People have been composing poems since ancient times -- if not longer -- so it's no surprise that many songs are based on poems. Classical poets such as Homer, Virgil, and Shakespeare used meter and rhyme to create works that have lasted for hundreds of years.
A ballad, such as the Ballad of the Harp Weaver, is another type of narrative poetry. Ballad poems have a song-like aspect to them and may easily be sung to a melody in addition to presenting a tale and having characters. A rhyme system or a chorus is also popular. They often include music boxes, paintings, or other decorative elements.
Narrative poems that use music as well as words to tell a story are called cantos. Cantos usually have three stanzas of four lines each. The first two stanzas usually end with an incomplete rhyme while the third stanza has a complete rhyme at the end. Between the first and second stanzas is a short section called a tercet where the poet describes something minute but important for the story.
Cantos were originally written for voice and instruments but today they are usually done as music alone. In fact, some cantos are even performed without any words at all!

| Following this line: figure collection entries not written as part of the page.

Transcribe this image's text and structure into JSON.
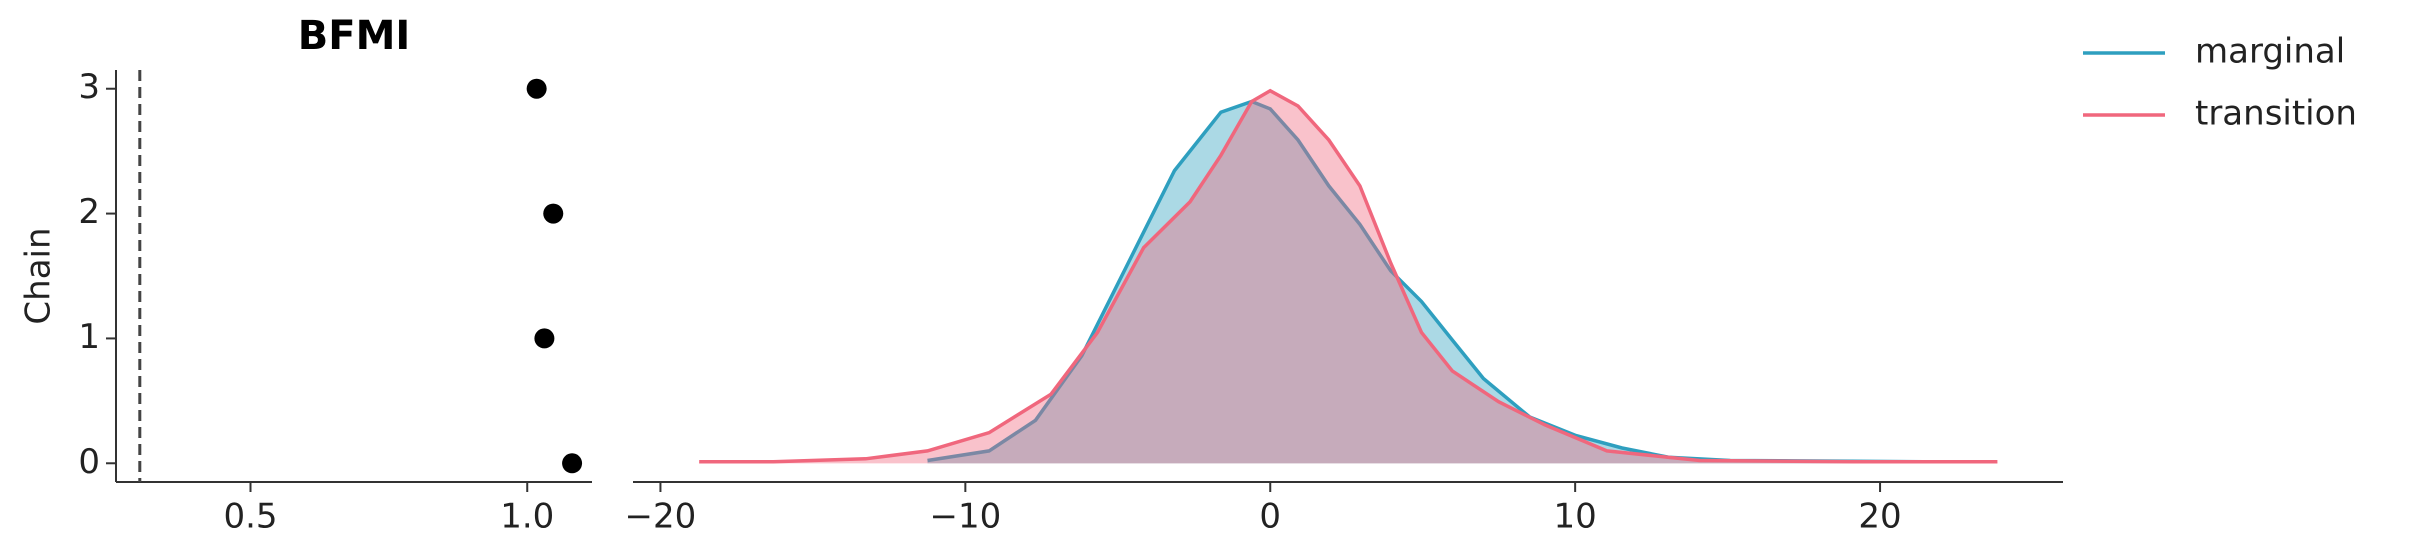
{
  "chart_data": [
    {
      "type": "scatter",
      "title": "BFMI",
      "y_label": "Chain",
      "series": [
        {
          "color": "#000000",
          "x": [
            1.081,
            1.031,
            1.047,
            1.017
          ],
          "values": [
            0,
            1,
            2,
            3
          ]
        }
      ],
      "reference_line": {
        "x": 0.3,
        "color": "#444444",
        "style": "dashed"
      },
      "xlim": [
        0.257,
        1.117
      ],
      "ylim": [
        -0.15,
        3.15
      ],
      "xticks": [
        0.5,
        {
          "value": 1,
          "label": "1.0"
        }
      ],
      "yticks": [
        0,
        1,
        2,
        3
      ]
    },
    {
      "type": "line",
      "fill": true,
      "legend": "upper right outside",
      "xlim": [
        -20.9,
        26
      ],
      "ylim": [
        -0.0045,
        0.095
      ],
      "xticks": [
        {
          "value": -20,
          "label": "−20"
        },
        {
          "value": -10,
          "label": "−10"
        },
        0,
        10,
        20
      ],
      "series": [
        {
          "name": "marginal",
          "color": "#2e9fbf",
          "x": [
            -11.24,
            -9.22,
            -7.7,
            -6.18,
            -4.66,
            -3.14,
            -1.62,
            -0.61,
            0,
            0.91,
            1.92,
            2.94,
            3.95,
            4.96,
            5.97,
            6.99,
            8.51,
            10.03,
            11.54,
            13.06,
            15.09,
            21.42
          ],
          "values": [
            0.0007,
            0.003,
            0.0104,
            0.026,
            0.0484,
            0.0707,
            0.0848,
            0.0874,
            0.0856,
            0.0781,
            0.067,
            0.0577,
            0.0465,
            0.0391,
            0.0298,
            0.0205,
            0.0112,
            0.0067,
            0.0037,
            0.0015,
            0.0007,
            0.0004
          ]
        },
        {
          "name": "transition",
          "color": "#f0677d",
          "x": [
            -18.73,
            -16.3,
            -13.27,
            -11.24,
            -9.22,
            -7.19,
            -5.67,
            -4.15,
            -2.63,
            -1.62,
            -0.61,
            0,
            0.91,
            1.92,
            2.94,
            3.95,
            4.96,
            5.97,
            7.49,
            9.01,
            11.04,
            14.08,
            19.14,
            23.85
          ],
          "values": [
            0.0004,
            0.0004,
            0.0011,
            0.003,
            0.0074,
            0.0167,
            0.0316,
            0.0521,
            0.0632,
            0.0744,
            0.0874,
            0.09,
            0.0863,
            0.0781,
            0.067,
            0.0484,
            0.0316,
            0.0223,
            0.0149,
            0.0093,
            0.003,
            0.0007,
            0.0004,
            0.0004
          ]
        }
      ]
    }
  ]
}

Music affects how we think and feel. When you listen to music you get into a mood so a poet could use this to their advantage when writing a canto. For example, if you want to show someone being angry you could write a canto with angry notes on the piano. If you wanted to show joy you could do the same thing but with happy notes instead. Music is powerful enough to make anyone feel something whether they want to or not!
A stanza, or verse, in music is a poetry rendered to music with a recurrent pattern of rhyme and meter. A "strophic" song (as opposed to a "through-composed" song) is made of multiple stanzas or verses arranged to music that is the same or similar with each stanza. This is a common trend in hymns. A single poem may be given several versions in different styles of music - a cantata or oratorio.
There are many ways to divide a musical composition into stanzas. The most obvious one is by lines of music with a strong accent on the final note; these form the basis for most bar charts. But also multi-line poems can be divided up into stanzas, for example by following the pattern of strong and weak syllables in the source text.
The term "stanza" comes from Italian word meaning "a standing," i.e., a series of lines forming a single unit. Originally, a stanza was any group of verses in a medieval Latin work or modern European language schoolbook. Today, the term usually refers to an English or German poetic lineation consisting of three lines of equal length called dimeters (two pairs of syllables). However, other lengths of lines are often included in stanzas, such as tetrameters (four pairs of syllables), pentameters (five pairs), etc.